To me the big advantage of IPAY is having the opportunity to see and gain better understanding of what others are working on. In three days you see tons of shows, walk around the exhibit hall seeing how touring shows are booked and meet theatre professionals from around the globe. It’s both exhausting and exhilarating. Much of my work focuses on the educational side of theatre with even my artistic work having some educational slant to it. Being a Jim Rye fellow at IPAY allowed me the opportunity to see the other side of theatre, to think about the business of TYA and to better understand how theatre functioned abroad. Also I got to meet my professional crush and that’s pretty much been the highlight of 2012 for me thus far. Below are a few anecdotes that I feel sum up what I gained from IPAY.
The Business of Theatre
At the risk of sounding uninformed I will admit that before attending IPAY I never much thought about the business of theatre. Don’t get me wrong- I knew that ticket sales are necessary to fund productions and classes need a minimum enrollment to make it financially worth holding them. I understood the basic economics but never gave much thought to what goes into selling a touring show. Attending IPAY one can’t walk around the exhibit hall without thinking about the economics of theatre. I had the opportunity to shadow Rebecca Podsednik in the exhibit hall this year.
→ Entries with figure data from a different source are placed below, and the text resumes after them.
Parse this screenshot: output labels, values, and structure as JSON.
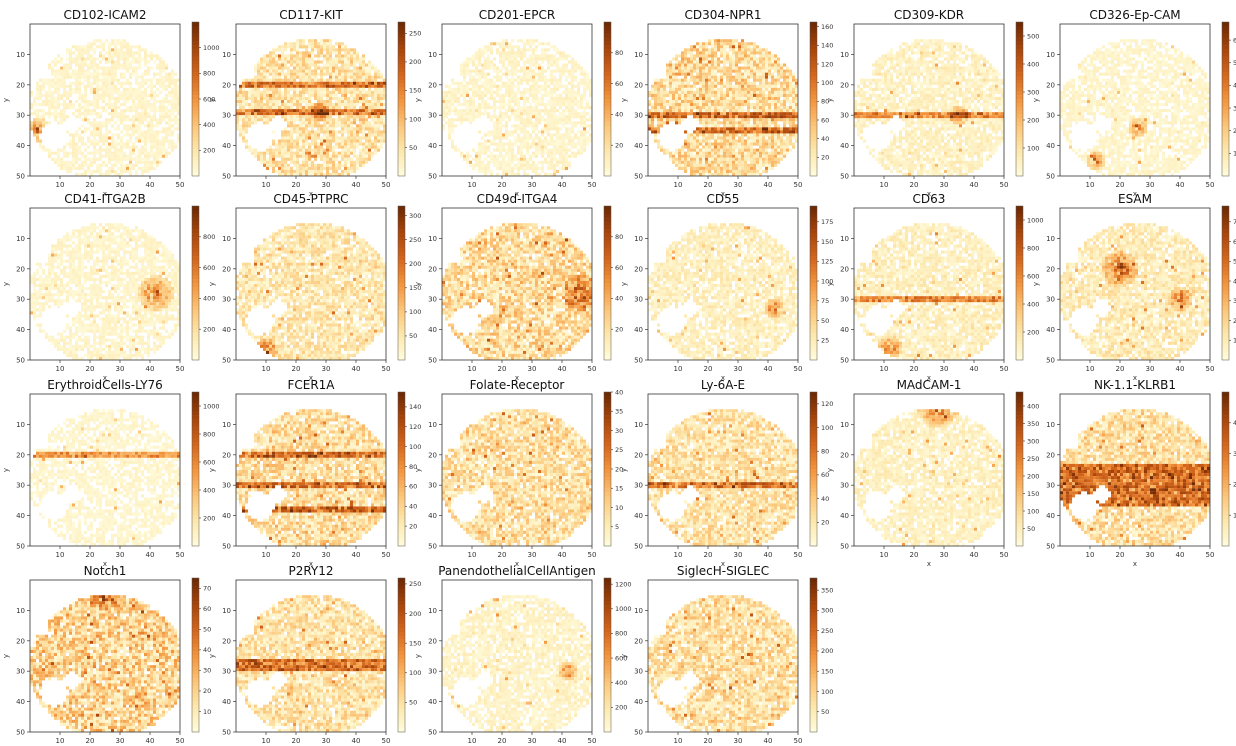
{
  "figure": {
    "colormap": [
      "#fffde0",
      "#fde9b0",
      "#fcc67a",
      "#f3963f",
      "#d4661c",
      "#a9460b",
      "#6e2a04"
    ],
    "missing_color": "#ffffff",
    "x_label": "x",
    "y_label": "y"
  },
  "chart_data": [
    {
      "type": "heatmap",
      "title": "CD102-ICAM2",
      "xlabel": "x",
      "ylabel": "y",
      "xlim": [
        0,
        50
      ],
      "ylim": [
        50,
        0
      ],
      "x_ticks": [
        "10",
        "20",
        "30",
        "40",
        "50"
      ],
      "y_ticks": [
        "10",
        "20",
        "30",
        "40",
        "50"
      ],
      "colorbar": {
        "min": 0,
        "max": 1200,
        "ticks": [
          "200",
          "400",
          "600",
          "800",
          "1000"
        ]
      },
      "intensity": 0.12,
      "stripes": [],
      "hotspots": [
        [
          3,
          35,
          4
        ]
      ]
    },
    {
      "type": "heatmap",
      "title": "CD117-KIT",
      "xlabel": "x",
      "ylabel": "y",
      "xlim": [
        0,
        50
      ],
      "ylim": [
        50,
        0
      ],
      "x_ticks": [
        "10",
        "20",
        "30",
        "40",
        "50"
      ],
      "y_ticks": [
        "10",
        "20",
        "30",
        "40",
        "50"
      ],
      "colorbar": {
        "min": 0,
        "max": 270,
        "ticks": [
          "50",
          "100",
          "150",
          "200",
          "250"
        ]
      },
      "intensity": 0.35,
      "stripes": [
        20,
        29
      ],
      "hotspots": [
        [
          28,
          29,
          3
        ]
      ]
    },
    {
      "type": "heatmap",
      "title": "CD201-EPCR",
      "xlabel": "x",
      "ylabel": "y",
      "xlim": [
        0,
        50
      ],
      "ylim": [
        50,
        0
      ],
      "x_ticks": [
        "10",
        "20",
        "30",
        "40",
        "50"
      ],
      "y_ticks": [
        "10",
        "20",
        "30",
        "40",
        "50"
      ],
      "colorbar": {
        "min": 0,
        "max": 100,
        "ticks": [
          "20",
          "40",
          "60",
          "80"
        ]
      },
      "intensity": 0.13,
      "stripes": [],
      "hotspots": [
        [
          17,
          6,
          1
        ]
      ]
    },
    {
      "type": "heatmap",
      "title": "CD304-NPR1",
      "xlabel": "x",
      "ylabel": "y",
      "xlim": [
        0,
        50
      ],
      "ylim": [
        50,
        0
      ],
      "x_ticks": [
        "10",
        "20",
        "30",
        "40",
        "50"
      ],
      "y_ticks": [
        "10",
        "20",
        "30",
        "40",
        "50"
      ],
      "colorbar": {
        "min": 0,
        "max": 165,
        "ticks": [
          "20",
          "40",
          "60",
          "80",
          "100",
          "120",
          "140",
          "160"
        ]
      },
      "intensity": 0.42,
      "stripes": [
        30,
        35
      ],
      "hotspots": [
        [
          25,
          2,
          4
        ]
      ]
    },
    {
      "type": "heatmap",
      "title": "CD309-KDR",
      "xlabel": "x",
      "ylabel": "y",
      "xlim": [
        0,
        50
      ],
      "ylim": [
        50,
        0
      ],
      "x_ticks": [
        "10",
        "20",
        "30",
        "40",
        "50"
      ],
      "y_ticks": [
        "10",
        "20",
        "30",
        "40",
        "50"
      ],
      "colorbar": {
        "min": 0,
        "max": 550,
        "ticks": [
          "100",
          "200",
          "300",
          "400",
          "500"
        ]
      },
      "intensity": 0.18,
      "stripes": [
        30
      ],
      "hotspots": [
        [
          35,
          30,
          3
        ]
      ]
    },
    {
      "type": "heatmap",
      "title": "CD326-Ep-CAM",
      "xlabel": "x",
      "ylabel": "y",
      "xlim": [
        0,
        50
      ],
      "ylim": [
        50,
        0
      ],
      "x_ticks": [
        "10",
        "20",
        "30",
        "40",
        "50"
      ],
      "y_ticks": [
        "10",
        "20",
        "30",
        "40",
        "50"
      ],
      "colorbar": {
        "min": 0,
        "max": 680,
        "ticks": [
          "100",
          "200",
          "300",
          "400",
          "500",
          "600"
        ]
      },
      "intensity": 0.12,
      "stripes": [],
      "hotspots": [
        [
          26,
          34,
          3
        ],
        [
          12,
          45,
          3
        ]
      ]
    },
    {
      "type": "heatmap",
      "title": "CD41-ITGA2B",
      "xlabel": "x",
      "ylabel": "y",
      "xlim": [
        0,
        50
      ],
      "ylim": [
        50,
        0
      ],
      "x_ticks": [
        "10",
        "20",
        "30",
        "40",
        "50"
      ],
      "y_ticks": [
        "10",
        "20",
        "30",
        "40",
        "50"
      ],
      "colorbar": {
        "min": 0,
        "max": 1000,
        "ticks": [
          "200",
          "400",
          "600",
          "800"
        ]
      },
      "intensity": 0.12,
      "stripes": [],
      "hotspots": [
        [
          42,
          28,
          6
        ]
      ]
    },
    {
      "type": "heatmap",
      "title": "CD45-PTPRC",
      "xlabel": "x",
      "ylabel": "y",
      "xlim": [
        0,
        50
      ],
      "ylim": [
        50,
        0
      ],
      "x_ticks": [
        "10",
        "20",
        "30",
        "40",
        "50"
      ],
      "y_ticks": [
        "10",
        "20",
        "30",
        "40",
        "50"
      ],
      "colorbar": {
        "min": 0,
        "max": 320,
        "ticks": [
          "50",
          "100",
          "150",
          "200",
          "250",
          "300"
        ]
      },
      "intensity": 0.3,
      "stripes": [],
      "hotspots": [
        [
          10,
          47,
          4
        ]
      ]
    },
    {
      "type": "heatmap",
      "title": "CD49d-ITGA4",
      "xlabel": "x",
      "ylabel": "y",
      "xlim": [
        0,
        50
      ],
      "ylim": [
        50,
        0
      ],
      "x_ticks": [
        "10",
        "20",
        "30",
        "40",
        "50"
      ],
      "y_ticks": [
        "10",
        "20",
        "30",
        "40",
        "50"
      ],
      "colorbar": {
        "min": 0,
        "max": 100,
        "ticks": [
          "20",
          "40",
          "60",
          "80"
        ]
      },
      "intensity": 0.42,
      "stripes": [],
      "hotspots": [
        [
          46,
          28,
          6
        ]
      ]
    },
    {
      "type": "heatmap",
      "title": "CD55",
      "xlabel": "x",
      "ylabel": "y",
      "xlim": [
        0,
        50
      ],
      "ylim": [
        50,
        0
      ],
      "x_ticks": [
        "10",
        "20",
        "30",
        "40",
        "50"
      ],
      "y_ticks": [
        "10",
        "20",
        "30",
        "40",
        "50"
      ],
      "colorbar": {
        "min": 0,
        "max": 195,
        "ticks": [
          "25",
          "50",
          "75",
          "100",
          "125",
          "150",
          "175"
        ]
      },
      "intensity": 0.2,
      "stripes": [],
      "hotspots": [
        [
          42,
          33,
          3
        ]
      ]
    },
    {
      "type": "heatmap",
      "title": "CD63",
      "xlabel": "x",
      "ylabel": "y",
      "xlim": [
        0,
        50
      ],
      "ylim": [
        50,
        0
      ],
      "x_ticks": [
        "10",
        "20",
        "30",
        "40",
        "50"
      ],
      "y_ticks": [
        "10",
        "20",
        "30",
        "40",
        "50"
      ],
      "colorbar": {
        "min": 0,
        "max": 1100,
        "ticks": [
          "200",
          "400",
          "600",
          "800",
          "1000"
        ]
      },
      "intensity": 0.2,
      "stripes": [
        30
      ],
      "hotspots": [
        [
          12,
          46,
          4
        ]
      ]
    },
    {
      "type": "heatmap",
      "title": "ESAM",
      "xlabel": "x",
      "ylabel": "y",
      "xlim": [
        0,
        50
      ],
      "ylim": [
        50,
        0
      ],
      "x_ticks": [
        "10",
        "20",
        "30",
        "40",
        "50"
      ],
      "y_ticks": [
        "10",
        "20",
        "30",
        "40",
        "50"
      ],
      "colorbar": {
        "min": 0,
        "max": 780,
        "ticks": [
          "100",
          "200",
          "300",
          "400",
          "500",
          "600",
          "700"
        ]
      },
      "intensity": 0.25,
      "stripes": [],
      "hotspots": [
        [
          20,
          20,
          6
        ],
        [
          40,
          30,
          4
        ]
      ]
    },
    {
      "type": "heatmap",
      "title": "ErythroidCells-LY76",
      "xlabel": "x",
      "ylabel": "y",
      "xlim": [
        0,
        50
      ],
      "ylim": [
        50,
        0
      ],
      "x_ticks": [
        "10",
        "20",
        "30",
        "40",
        "50"
      ],
      "y_ticks": [
        "10",
        "20",
        "30",
        "40",
        "50"
      ],
      "colorbar": {
        "min": 0,
        "max": 1100,
        "ticks": [
          "200",
          "400",
          "600",
          "800",
          "1000"
        ]
      },
      "intensity": 0.1,
      "stripes": [
        20
      ],
      "hotspots": []
    },
    {
      "type": "heatmap",
      "title": "FCER1A",
      "xlabel": "x",
      "ylabel": "y",
      "xlim": [
        0,
        50
      ],
      "ylim": [
        50,
        0
      ],
      "x_ticks": [
        "10",
        "20",
        "30",
        "40",
        "50"
      ],
      "y_ticks": [
        "10",
        "20",
        "30",
        "40",
        "50"
      ],
      "colorbar": {
        "min": 0,
        "max": 155,
        "ticks": [
          "20",
          "40",
          "60",
          "80",
          "100",
          "120",
          "140"
        ]
      },
      "intensity": 0.4,
      "stripes": [
        20,
        30,
        38
      ],
      "hotspots": []
    },
    {
      "type": "heatmap",
      "title": "Folate-Receptor",
      "xlabel": "x",
      "ylabel": "y",
      "xlim": [
        0,
        50
      ],
      "ylim": [
        50,
        0
      ],
      "x_ticks": [
        "10",
        "20",
        "30",
        "40",
        "50"
      ],
      "y_ticks": [
        "10",
        "20",
        "30",
        "40",
        "50"
      ],
      "colorbar": {
        "min": 0,
        "max": 40,
        "ticks": [
          "5",
          "10",
          "15",
          "20",
          "25",
          "30",
          "35",
          "40"
        ]
      },
      "intensity": 0.38,
      "stripes": [],
      "hotspots": []
    },
    {
      "type": "heatmap",
      "title": "Ly-6A-E",
      "xlabel": "x",
      "ylabel": "y",
      "xlim": [
        0,
        50
      ],
      "ylim": [
        50,
        0
      ],
      "x_ticks": [
        "10",
        "20",
        "30",
        "40",
        "50"
      ],
      "y_ticks": [
        "10",
        "20",
        "30",
        "40",
        "50"
      ],
      "colorbar": {
        "min": 0,
        "max": 130,
        "ticks": [
          "20",
          "40",
          "60",
          "80",
          "100",
          "120"
        ]
      },
      "intensity": 0.35,
      "stripes": [
        30
      ],
      "hotspots": [
        [
          6,
          47,
          3
        ]
      ]
    },
    {
      "type": "heatmap",
      "title": "MAdCAM-1",
      "xlabel": "x",
      "ylabel": "y",
      "xlim": [
        0,
        50
      ],
      "ylim": [
        50,
        0
      ],
      "x_ticks": [
        "10",
        "20",
        "30",
        "40",
        "50"
      ],
      "y_ticks": [
        "10",
        "20",
        "30",
        "40",
        "50"
      ],
      "colorbar": {
        "min": 0,
        "max": 440,
        "ticks": [
          "50",
          "100",
          "150",
          "200",
          "250",
          "300",
          "350",
          "400"
        ]
      },
      "intensity": 0.18,
      "stripes": [],
      "hotspots": [
        [
          28,
          4,
          7
        ]
      ]
    },
    {
      "type": "heatmap",
      "title": "NK-1.1-KLRB1",
      "xlabel": "x",
      "ylabel": "",
      "xlim": [
        0,
        50
      ],
      "ylim": [
        50,
        0
      ],
      "x_ticks": [
        "10",
        "20",
        "30",
        "40",
        "50"
      ],
      "y_ticks": [
        "10",
        "20",
        "30",
        "40",
        "50"
      ],
      "colorbar": {
        "min": 0,
        "max": 500,
        "ticks": [
          "100",
          "200",
          "300",
          "400"
        ]
      },
      "intensity": 0.38,
      "stripes": [
        24,
        26,
        28,
        30,
        32,
        34,
        36
      ],
      "hotspots": []
    },
    {
      "type": "heatmap",
      "title": "Notch1",
      "xlabel": "x",
      "ylabel": "y",
      "xlim": [
        0,
        50
      ],
      "ylim": [
        50,
        0
      ],
      "x_ticks": [
        "10",
        "20",
        "30",
        "40",
        "50"
      ],
      "y_ticks": [
        "10",
        "20",
        "30",
        "40",
        "50"
      ],
      "colorbar": {
        "min": 0,
        "max": 75,
        "ticks": [
          "10",
          "20",
          "30",
          "40",
          "50",
          "60",
          "70"
        ]
      },
      "intensity": 0.5,
      "stripes": [],
      "hotspots": [
        [
          25,
          4,
          6
        ]
      ]
    },
    {
      "type": "heatmap",
      "title": "P2RY12",
      "xlabel": "x",
      "ylabel": "y",
      "xlim": [
        0,
        50
      ],
      "ylim": [
        50,
        0
      ],
      "x_ticks": [
        "10",
        "20",
        "30",
        "40",
        "50"
      ],
      "y_ticks": [
        "10",
        "20",
        "30",
        "40",
        "50"
      ],
      "colorbar": {
        "min": 0,
        "max": 260,
        "ticks": [
          "50",
          "100",
          "150",
          "200",
          "250"
        ]
      },
      "intensity": 0.35,
      "stripes": [
        27,
        29
      ],
      "hotspots": []
    },
    {
      "type": "heatmap",
      "title": "PanendothelialCellAntigen",
      "xlabel": "x",
      "ylabel": "y",
      "xlim": [
        0,
        50
      ],
      "ylim": [
        50,
        0
      ],
      "x_ticks": [
        "10",
        "20",
        "30",
        "40",
        "50"
      ],
      "y_ticks": [
        "10",
        "20",
        "30",
        "40",
        "50"
      ],
      "colorbar": {
        "min": 0,
        "max": 1250,
        "ticks": [
          "200",
          "400",
          "600",
          "800",
          "1000",
          "1200"
        ]
      },
      "intensity": 0.15,
      "stripes": [],
      "hotspots": [
        [
          42,
          30,
          3
        ]
      ]
    },
    {
      "type": "heatmap",
      "title": "SiglecH-SIGLEC",
      "xlabel": "x",
      "ylabel": "y",
      "xlim": [
        0,
        50
      ],
      "ylim": [
        50,
        0
      ],
      "x_ticks": [
        "10",
        "20",
        "30",
        "40",
        "50"
      ],
      "y_ticks": [
        "10",
        "20",
        "30",
        "40",
        "50"
      ],
      "colorbar": {
        "min": 0,
        "max": 380,
        "ticks": [
          "50",
          "100",
          "150",
          "200",
          "250",
          "300",
          "350"
        ]
      },
      "intensity": 0.38,
      "stripes": [],
      "hotspots": [
        [
          22,
          1,
          4
        ]
      ]
    }
  ]
}
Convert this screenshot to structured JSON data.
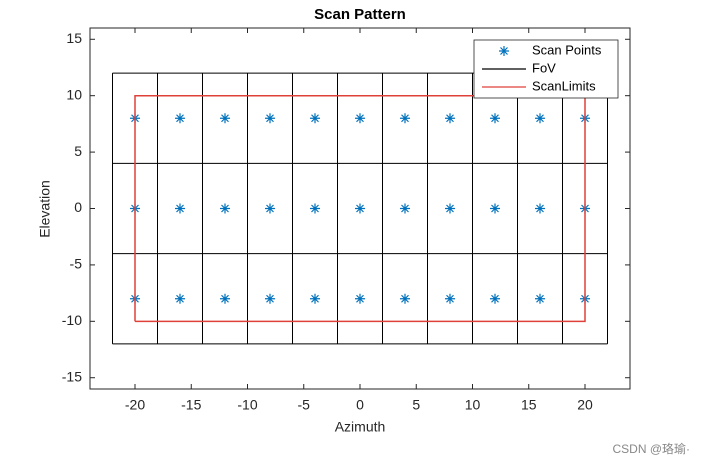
{
  "chart_data": {
    "type": "line",
    "title": "Scan Pattern",
    "xlabel": "Azimuth",
    "ylabel": "Elevation",
    "xlim": [
      -24,
      24
    ],
    "ylim": [
      -16,
      16
    ],
    "xticks": [
      -20,
      -15,
      -10,
      -5,
      0,
      5,
      10,
      15,
      20
    ],
    "yticks": [
      -15,
      -10,
      -5,
      0,
      5,
      10,
      15
    ],
    "legend": "northeast",
    "series": [
      {
        "name": "Scan Points",
        "color": "#0072bd",
        "marker": "*",
        "x": [
          -20,
          -16,
          -12,
          -8,
          -4,
          0,
          4,
          8,
          12,
          16,
          20,
          -20,
          -16,
          -12,
          -8,
          -4,
          0,
          4,
          8,
          12,
          16,
          20,
          -20,
          -16,
          -12,
          -8,
          -4,
          0,
          4,
          8,
          12,
          16,
          20
        ],
        "y": [
          8,
          8,
          8,
          8,
          8,
          8,
          8,
          8,
          8,
          8,
          8,
          0,
          0,
          0,
          0,
          0,
          0,
          0,
          0,
          0,
          0,
          0,
          -8,
          -8,
          -8,
          -8,
          -8,
          -8,
          -8,
          -8,
          -8,
          -8,
          -8
        ]
      },
      {
        "name": "FoV",
        "color": "#000000",
        "x": [
          -22,
          -22,
          null,
          -18,
          -18,
          null,
          -14,
          -14,
          null,
          -10,
          -10,
          null,
          -6,
          -6,
          null,
          -2,
          -2,
          null,
          2,
          2,
          null,
          6,
          6,
          null,
          10,
          10,
          null,
          14,
          14,
          null,
          18,
          18,
          null,
          22,
          22,
          null,
          -22,
          22,
          null,
          -22,
          22,
          null,
          -22,
          22,
          null,
          -22,
          22
        ],
        "y": [
          -12,
          12,
          null,
          -12,
          12,
          null,
          -12,
          12,
          null,
          -12,
          12,
          null,
          -12,
          12,
          null,
          -12,
          12,
          null,
          -12,
          12,
          null,
          -12,
          12,
          null,
          -12,
          12,
          null,
          -12,
          12,
          null,
          -12,
          12,
          null,
          -12,
          12,
          null,
          -12,
          -12,
          null,
          -4,
          -4,
          null,
          4,
          4,
          null,
          12,
          12
        ]
      },
      {
        "name": "ScanLimits",
        "color": "#e0403a",
        "x": [
          -20,
          20,
          20,
          -20,
          -20
        ],
        "y": [
          -10,
          -10,
          10,
          10,
          -10
        ]
      }
    ]
  },
  "watermark": "CSDN @珞瑜·"
}
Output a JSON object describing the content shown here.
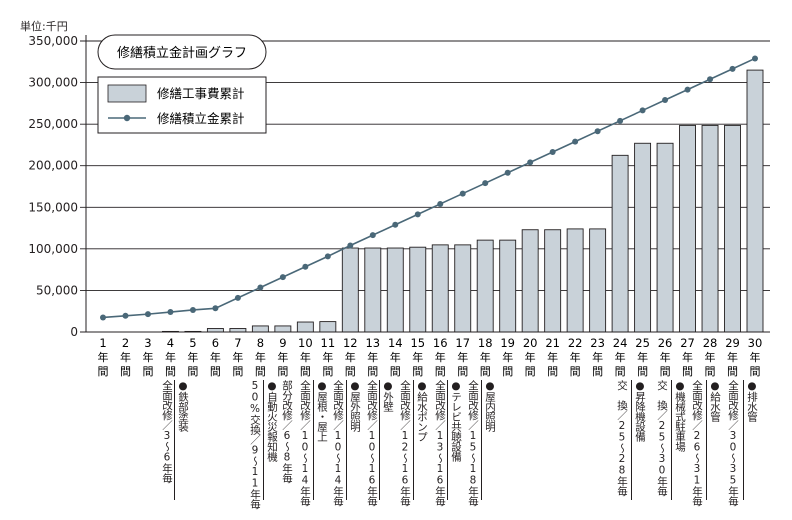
{
  "unit_label": "単位:千円",
  "colors": {
    "bar_fill": "#c9d2d9",
    "bar_stroke": "#231f20",
    "line": "#4a6878",
    "grid": "#231f20"
  },
  "chart_data": {
    "type": "bar+line",
    "title": "修繕積立金計画グラフ",
    "ylabel": "単位:千円",
    "ylim": [
      0,
      350000
    ],
    "yticks": [
      "0",
      "50,000",
      "100,000",
      "150,000",
      "200,000",
      "250,000",
      "300,000",
      "350,000"
    ],
    "ytick_values": [
      0,
      50000,
      100000,
      150000,
      200000,
      250000,
      300000,
      350000
    ],
    "grid": true,
    "legend_position": "top-left",
    "categories": [
      "1年間",
      "2年間",
      "3年間",
      "4年間",
      "5年間",
      "6年間",
      "7年間",
      "8年間",
      "9年間",
      "10年間",
      "11年間",
      "12年間",
      "13年間",
      "14年間",
      "15年間",
      "16年間",
      "17年間",
      "18年間",
      "19年間",
      "20年間",
      "21年間",
      "22年間",
      "23年間",
      "24年間",
      "25年間",
      "26年間",
      "27年間",
      "28年間",
      "29年間",
      "30年間"
    ],
    "series": [
      {
        "name": "修繕工事費累計",
        "type": "bar",
        "values": [
          0,
          0,
          0,
          700,
          700,
          4200,
          4200,
          7300,
          7300,
          12000,
          12500,
          101000,
          101000,
          101000,
          102000,
          104800,
          104800,
          110500,
          110500,
          123000,
          123000,
          124000,
          124000,
          212500,
          227000,
          227000,
          248500,
          248500,
          248500,
          315000
        ]
      },
      {
        "name": "修繕積立金累計",
        "type": "line",
        "values": [
          17500,
          19500,
          21500,
          24000,
          26500,
          28500,
          41000,
          53500,
          66000,
          78500,
          91000,
          104000,
          116500,
          129000,
          141500,
          154000,
          166500,
          179000,
          191500,
          204000,
          216500,
          229000,
          241500,
          254000,
          266500,
          279000,
          291500,
          304000,
          316500,
          329000
        ]
      }
    ]
  },
  "annotations": [
    {
      "name": "鉄部塗装",
      "notes": [
        "全面改修／3～6年毎"
      ]
    },
    {
      "name": "自動火災報知機",
      "notes": [
        "50%交換／9～11年毎"
      ]
    },
    {
      "name": "屋根・屋上",
      "notes": [
        "部分改修／6～8年毎",
        "全面改修／10～14年毎"
      ]
    },
    {
      "name": "屋外照明",
      "notes": [
        "全面改修／10～14年毎"
      ]
    },
    {
      "name": "外壁",
      "notes": [
        "全面改修／10～16年毎"
      ]
    },
    {
      "name": "給水ポンプ",
      "notes": [
        "全面改修／12～16年毎"
      ]
    },
    {
      "name": "テレビ共聴設備",
      "notes": [
        "全面改修／13～16年毎"
      ]
    },
    {
      "name": "屋内照明",
      "notes": [
        "全面改修／15～18年毎"
      ]
    },
    {
      "name": "昇降機設備",
      "notes": [
        "交　換／25～28年毎"
      ]
    },
    {
      "name": "機械式駐車場",
      "notes": [
        "交　換／25～30年毎"
      ]
    },
    {
      "name": "給水管",
      "notes": [
        "全面改修／26～31年毎"
      ]
    },
    {
      "name": "排水管",
      "notes": [
        "全面改修／30～35年毎"
      ]
    }
  ]
}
Traditionally her role at IPAY had been selling in the booth for the Kennedy Center’s Touring productions, but with budget cuts suspending the Kennedy Center Family Tours, this year Rebecca was looking for shows to present. Rebecca shared some interesting insights on what it was to buy and sell theatre. It was enlightening to listen to Rebecca talk about shows she personally loved, but that the Kennedy Center wouldn’t book. As I listened to Rebecca and other presenters they talked about shows that were too small or too big for their theatres, designed for older or younger audiences than a theatre usually targeted or that had unfortunate titles and wouldn’t sell, I realized that touring a show isn’t always about the best productions-it can’t be. Producing and presenting theatre is about having the right fit for your audience, about making choices that make economic sense, choices that have audience appeal and are artistically high in quality. In short, good theatre may look very different in different places, because mostly it’s about having the right match for a particular theatre.
What happens when you gather a group of professionals from around the world who all work in Theatre for Young Audiences? In my experience a lot of spirited conversation, really entertaining storytelling and more often than not some dancing. IPAY presented a wonderful opportunity to meet and network with folks from around the world. I had dinner with a group of wonderfully fun and talented people from Australia, was able to hear two of Scotland’s best theatre practitioners speak and was able to help out a lovely company from Denmark who needed someone to man their exhibit booth the final day of the conference. As I listened to all of these people talk about their work I began to realize how universal Theatre for Youth and its challenges can be. I learned that Scotland is facing a new round of funding cuts from their biggest funder, that the current financial situation for many of the theatres is causing them to think creatively in terms of how they continue doing the work they want/need to do while not knowing exactly how much funding will come through. Sitting at dinner with Thom from Imaginary Theatre in Australia I learned we are doing a lot of the same research, with both of us working to create new Theatre for the Very Young and trying to identify the educational impact. It was amazing to hear him speak and hear someone from across the globe name the same things you are doing, then to think about how we might be able to work together in the future. Finally, there is something fantastic about being approached for your expertise by a company from Denmark hoping that you can help them out by manning their booth for a day that makes you think that the work we do here isn’t very different at all from the work happening abroad.
I define a professional crush as anyone in your field of work who you admire so much that you really want to meet them, then upon having the opportunity to meet them you, at least momentarily, lose the ability to form coherent sentences the same way you did when you had a crush in middle school. It just so happened that one of my professional crushes, Dave Brown the artistic director of Patch Theatre in Australia, was attending IPAY and had agreed to have dinner with a group of students. By an act of fate (possibly aided by everyone knowing I was closely following Patch Theatre’s work and really wanted to meet Dave), I was lucky enough to sit next to him at dinner. As I introduced myself, Dave very nicely responded how everyone was telling him he had to meet me. This was the moment where I am fairly certain my face grew beet red and I lost the ability to form a coherent sentence as I tried to talk about the work I was doing in an intelligent manner. Luckily I recovered fairly quickly and was thrilled to be able to have a long conservation about the work going on at Patch Theatre and to talk a bit about the work I am doing as part of my thesis. I loved getting to meet Dave Brown and was thrilled to continue running into him over the next few days, to have him not only remember my name but also to continue to ask questions about what I was working on. One of the things I absolutely love about the community that works in drama and theatre for youth is how generous I have found most of the people in the field are with their time in talking with students and young professionals. Having had the opportunity to meet so many of the people whose work I admire has had such an amazing impact on my work. It can be truly amazing and inspiring to get to hear first hand accounts of both the successes and failures of practitioners who are creating the work you are studying. I have learned so much from the people I meet at conferences and am so glad to be in a field where people are willing to take time to share their work with the next generation.